A few years ago NHS bosses simply ignored their own codes designed to prevent hospitals in Lincolnshire becoming overcrowded. Overcrowded hospitals are more dangerous. Lincolnshire’s hospitals became some of the most full in the country from late 2009 to spring 2013 when Lincolnshire’s hospitals run by ULHT were put into special measures.
But of course the top brass of the NHS decided not to tell anybody that they put patients at risk by ignoring their own codes. Perhaps they do not use ULHT? By their lack of openness they deprived patients of their rights to information which could be vital before deciding whether or where to have treatment. If patients came to harm, the lack of openness by the top brass would not have helped patients or relatives decide whether to take legal action. Shocking, but this is NHS management and we have been here before.
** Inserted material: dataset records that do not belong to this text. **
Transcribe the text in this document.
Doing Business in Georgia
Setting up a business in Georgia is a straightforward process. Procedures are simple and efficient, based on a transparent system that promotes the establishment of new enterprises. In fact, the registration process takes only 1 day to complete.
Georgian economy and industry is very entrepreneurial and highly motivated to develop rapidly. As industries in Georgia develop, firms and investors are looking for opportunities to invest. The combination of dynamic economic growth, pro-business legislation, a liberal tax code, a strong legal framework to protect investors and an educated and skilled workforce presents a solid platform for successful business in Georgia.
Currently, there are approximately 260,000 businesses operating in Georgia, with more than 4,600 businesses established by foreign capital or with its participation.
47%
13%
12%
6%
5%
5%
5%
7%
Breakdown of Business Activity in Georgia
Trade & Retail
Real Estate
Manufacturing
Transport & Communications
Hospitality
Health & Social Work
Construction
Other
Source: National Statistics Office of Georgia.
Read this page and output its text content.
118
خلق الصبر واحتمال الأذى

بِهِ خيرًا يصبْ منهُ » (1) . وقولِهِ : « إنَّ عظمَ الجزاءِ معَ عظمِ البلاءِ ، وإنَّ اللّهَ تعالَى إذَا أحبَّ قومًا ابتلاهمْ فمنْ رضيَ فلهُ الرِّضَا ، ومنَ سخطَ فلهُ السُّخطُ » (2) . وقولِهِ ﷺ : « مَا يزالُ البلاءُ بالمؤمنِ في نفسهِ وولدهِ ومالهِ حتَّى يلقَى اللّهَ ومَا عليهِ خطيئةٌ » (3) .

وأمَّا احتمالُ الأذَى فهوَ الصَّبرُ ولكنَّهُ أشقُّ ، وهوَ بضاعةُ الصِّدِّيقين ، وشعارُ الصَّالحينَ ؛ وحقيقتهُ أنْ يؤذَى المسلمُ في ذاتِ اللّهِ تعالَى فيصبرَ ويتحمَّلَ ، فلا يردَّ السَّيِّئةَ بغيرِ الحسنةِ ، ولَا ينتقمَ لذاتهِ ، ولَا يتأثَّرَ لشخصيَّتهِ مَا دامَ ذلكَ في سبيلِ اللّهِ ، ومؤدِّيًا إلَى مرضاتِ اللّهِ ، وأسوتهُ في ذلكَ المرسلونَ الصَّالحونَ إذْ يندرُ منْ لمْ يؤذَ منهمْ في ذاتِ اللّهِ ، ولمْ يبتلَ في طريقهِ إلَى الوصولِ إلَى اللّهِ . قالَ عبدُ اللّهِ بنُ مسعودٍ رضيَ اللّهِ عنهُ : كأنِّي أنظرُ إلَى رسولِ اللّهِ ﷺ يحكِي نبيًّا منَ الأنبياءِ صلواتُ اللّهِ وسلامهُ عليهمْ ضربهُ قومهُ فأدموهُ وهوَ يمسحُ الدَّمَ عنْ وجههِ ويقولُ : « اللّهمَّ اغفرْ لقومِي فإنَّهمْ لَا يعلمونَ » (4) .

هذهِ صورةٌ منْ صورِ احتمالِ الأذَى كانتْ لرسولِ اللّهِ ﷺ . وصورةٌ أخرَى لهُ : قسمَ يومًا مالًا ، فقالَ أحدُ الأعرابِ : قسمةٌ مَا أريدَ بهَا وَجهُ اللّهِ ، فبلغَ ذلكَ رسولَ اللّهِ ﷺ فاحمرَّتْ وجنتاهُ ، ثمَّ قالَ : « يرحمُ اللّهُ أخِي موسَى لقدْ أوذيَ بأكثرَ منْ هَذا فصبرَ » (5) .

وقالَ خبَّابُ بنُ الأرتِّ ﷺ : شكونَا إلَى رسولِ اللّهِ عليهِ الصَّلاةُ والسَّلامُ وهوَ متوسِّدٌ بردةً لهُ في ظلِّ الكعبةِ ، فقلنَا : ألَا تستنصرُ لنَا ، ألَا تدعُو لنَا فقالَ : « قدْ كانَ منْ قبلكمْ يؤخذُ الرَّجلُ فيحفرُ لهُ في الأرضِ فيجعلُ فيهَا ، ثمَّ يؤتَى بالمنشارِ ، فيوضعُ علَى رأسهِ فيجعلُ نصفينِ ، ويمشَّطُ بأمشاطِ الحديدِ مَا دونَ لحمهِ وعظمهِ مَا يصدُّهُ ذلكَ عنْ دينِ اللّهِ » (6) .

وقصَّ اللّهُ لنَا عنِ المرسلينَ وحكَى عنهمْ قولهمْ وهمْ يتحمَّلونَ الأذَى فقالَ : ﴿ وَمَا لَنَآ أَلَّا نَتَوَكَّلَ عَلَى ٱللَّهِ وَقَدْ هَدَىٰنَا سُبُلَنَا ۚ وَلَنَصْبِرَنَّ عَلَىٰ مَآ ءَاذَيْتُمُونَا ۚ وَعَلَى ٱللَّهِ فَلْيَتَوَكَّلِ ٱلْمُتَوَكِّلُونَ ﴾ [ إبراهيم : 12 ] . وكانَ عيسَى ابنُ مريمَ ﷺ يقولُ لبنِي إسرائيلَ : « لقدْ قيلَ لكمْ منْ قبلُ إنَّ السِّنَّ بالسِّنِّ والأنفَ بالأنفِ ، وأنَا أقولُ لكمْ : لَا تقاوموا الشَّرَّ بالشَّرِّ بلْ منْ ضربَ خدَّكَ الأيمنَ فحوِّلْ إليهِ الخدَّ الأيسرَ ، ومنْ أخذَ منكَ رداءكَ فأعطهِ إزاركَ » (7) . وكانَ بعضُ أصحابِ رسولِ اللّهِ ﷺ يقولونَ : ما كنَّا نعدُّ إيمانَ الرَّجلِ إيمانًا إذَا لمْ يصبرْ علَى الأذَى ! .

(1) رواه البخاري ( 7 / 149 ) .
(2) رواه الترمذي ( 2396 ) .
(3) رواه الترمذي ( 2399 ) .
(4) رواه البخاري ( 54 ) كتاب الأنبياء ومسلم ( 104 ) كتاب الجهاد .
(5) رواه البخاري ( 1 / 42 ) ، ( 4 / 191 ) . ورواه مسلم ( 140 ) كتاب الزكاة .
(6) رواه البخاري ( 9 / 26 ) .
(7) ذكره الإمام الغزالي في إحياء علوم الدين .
Dealing with a real case Mr Ray Law was due to have an operation in early 2010. Before he had his operation nobody told him that the powers that be had crammed the surgical list with more difficult cases than the surgeon would normally carry out. Nobody told Mr Law that he should have a high dependency bed but there were not any and so instead he would go into a general ward. Nobody told Mr Law that there were concerns about the adequacy of the staffing of those wards or indeed the concerns about junior medical cover during his recovery period.
Regrettably this ‘otherwise well gentleman’ died from complications which could and should have been detected.
After his unfortunate death nobody told Mr Law’s relatives the facts about the risks which had been taken.
Nobody that is until a whistleblower at Lincoln County Hospital came forward. The whistleblower released an internal ULHT document and for the first time, some three years later, Mr Law’s family got an insight into the sad and tragic events which affected their family. The coroner’s inquest in 2014 criticised ULHT and the family finally settled a claim against the NHS. However no doubt they feel that they can never be compensated for such a loss.
Other Lincolnshire whistleblowers have referred to patients suffering life changing complications which could have been avoided.
So Cure the NHS has taken legal advice on what happened in Lincolnshire from late 2009 to spring 2013. If you or your relatives had treatment at ULHT and came to harm or suffered poor care, if that overcrowding contributed to your problems, lawyers have advised that the NHS may have breached its duty of care to you.
Alternatively if the additional risks of the hospital being overcrowded were not explained to you before treatment, you may not have given what is called ‘informed consent’. Either way the NHS may now be liable to legal claims from hundreds or even thousands of patients. If you or a relative was affected more advice can be found on Cure the NHS Lincolnshire’s website.
The NHS in Lincolnshire is facing even greater pressure in the future. One way that we can try and force NHS bosses to put safety at the forefront of what they do with our NHS now, is make it clear that what they did in the past was unacceptable. There should be no more cases like Mr L.
Had this happened in the leafy suburbs of Surrey, there would be outrage by our politicians. But this is only Lincolnshire so, frankly, who cares?
— David Bowles is the former Chief Executive of Lincolnshire County Council and Chair of ULHT. He is a member of the Council of Public Concern at Work, the whistleblowing charity.